“Today’s obsession with immediate results makes it hard for pastoral workers to tolerate anything that smacks of disagreement, possible failure, criticism, the cross. Christian triumph is always a cross, yet a cross which is at the same time a victorious banner borne with aggressive tenderness against the assaults of evil.” — Pope Francis
A priest I have known for a number of years, who is in his 80’s, shared with me his “theology of failure.”
He served in Latin America for many years among the poor and has endured some exceedingly difficult hardships throughout his life. Yet, he remains a joyful, self-giving man of tireless service who said he will retire only when he is unable to function. A few weeks ago, he taught one of my classes as a guest lecturer. Later, I caught him in the hallway to express my appreciation for sharing his wisdom born of so many cycles of success and failure. Combining the insights he shared with me in the hallway, and in the class, I wrote a Neal-esque journal reflection — in his voice — that night.

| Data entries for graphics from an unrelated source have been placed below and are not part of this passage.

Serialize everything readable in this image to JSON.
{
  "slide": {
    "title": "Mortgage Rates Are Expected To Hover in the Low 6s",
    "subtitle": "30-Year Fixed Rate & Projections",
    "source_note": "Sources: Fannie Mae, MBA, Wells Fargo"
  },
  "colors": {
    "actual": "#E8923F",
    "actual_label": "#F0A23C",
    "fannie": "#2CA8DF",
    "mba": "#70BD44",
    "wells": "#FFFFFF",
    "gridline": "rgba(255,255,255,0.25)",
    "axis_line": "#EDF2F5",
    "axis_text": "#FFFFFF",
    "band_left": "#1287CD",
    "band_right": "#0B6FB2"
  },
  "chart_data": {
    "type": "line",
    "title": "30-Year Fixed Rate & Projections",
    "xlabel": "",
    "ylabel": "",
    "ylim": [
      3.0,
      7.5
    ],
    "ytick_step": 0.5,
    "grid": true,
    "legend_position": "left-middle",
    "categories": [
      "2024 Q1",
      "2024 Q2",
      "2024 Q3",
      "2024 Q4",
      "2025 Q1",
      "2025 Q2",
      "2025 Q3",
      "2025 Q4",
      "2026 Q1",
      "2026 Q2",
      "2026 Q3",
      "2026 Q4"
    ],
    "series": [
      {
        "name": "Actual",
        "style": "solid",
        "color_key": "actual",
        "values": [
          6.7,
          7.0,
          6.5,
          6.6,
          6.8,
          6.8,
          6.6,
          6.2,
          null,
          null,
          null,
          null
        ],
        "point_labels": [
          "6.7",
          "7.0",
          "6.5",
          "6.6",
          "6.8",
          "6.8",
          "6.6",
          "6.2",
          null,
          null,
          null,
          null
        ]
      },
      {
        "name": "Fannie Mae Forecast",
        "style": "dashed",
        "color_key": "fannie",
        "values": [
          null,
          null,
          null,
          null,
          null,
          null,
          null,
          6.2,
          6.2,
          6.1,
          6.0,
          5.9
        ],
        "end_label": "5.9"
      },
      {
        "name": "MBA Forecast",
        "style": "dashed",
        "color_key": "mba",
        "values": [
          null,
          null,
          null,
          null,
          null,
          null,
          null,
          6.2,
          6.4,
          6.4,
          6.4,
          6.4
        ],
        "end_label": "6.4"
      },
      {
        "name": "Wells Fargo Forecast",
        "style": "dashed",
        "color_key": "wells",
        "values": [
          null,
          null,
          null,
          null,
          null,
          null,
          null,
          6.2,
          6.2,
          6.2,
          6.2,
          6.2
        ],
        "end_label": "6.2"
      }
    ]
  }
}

Tom, what you begin to see when you have a long view of life, and are honest about things, is that most of what we do in life falls short, falls apart, falls away, is forgotten, goes unappreciated, isn’t what we expected or wanted. That could make you pessimistic and cynical, very easily.
Lots of very good people I worked with over the years, who had wonderful ideals and plans to help people, burned out because things didn’t turn out the way they wanted. And they became hard and bitter. But thank God I had a priest who helped me to see things differently when I was in Latin America. And the poor I served, who have more faith than I ever will, helped me see things differently.
It’s this. To those of us who stumble along through life doing what we can, Jesus on the cross gives hope by making failure the privileged entry point of the Kingdom of God into this world. See, when you realize you’re really nothing of yourself, that everything is in God’s hands, then you’re free to do everything with a total confidence, without being paralyzed by fear of failure, by regret or by obsession over results. And you’re not consumed by angry judgment over yours or others’ failures.
Pope Francis talks about a “revolution of tenderness,” and this is what he means. When you see this is how God works from the cross, you are gentle with yourself and others. Jesus’ response to everything falling apart around Him was forgiveness of us and total trust in the Father’s power to raise out of the rubble, a Kingdom.
With this faith, you can see that the farther something is from your control, the more important it becomes in God’s victory over evil. “Power is made perfect in weakness” (2 Cor. 12:9). Failure wrapped in surrender to God’s mercy is the victory won, the Kingdom come. That will be the long view from heaven. But when you have faith, that can be your view right now.
It’s not easy, but what’s the alternative?
And let me tell you, you sleep a lot better [he laughs].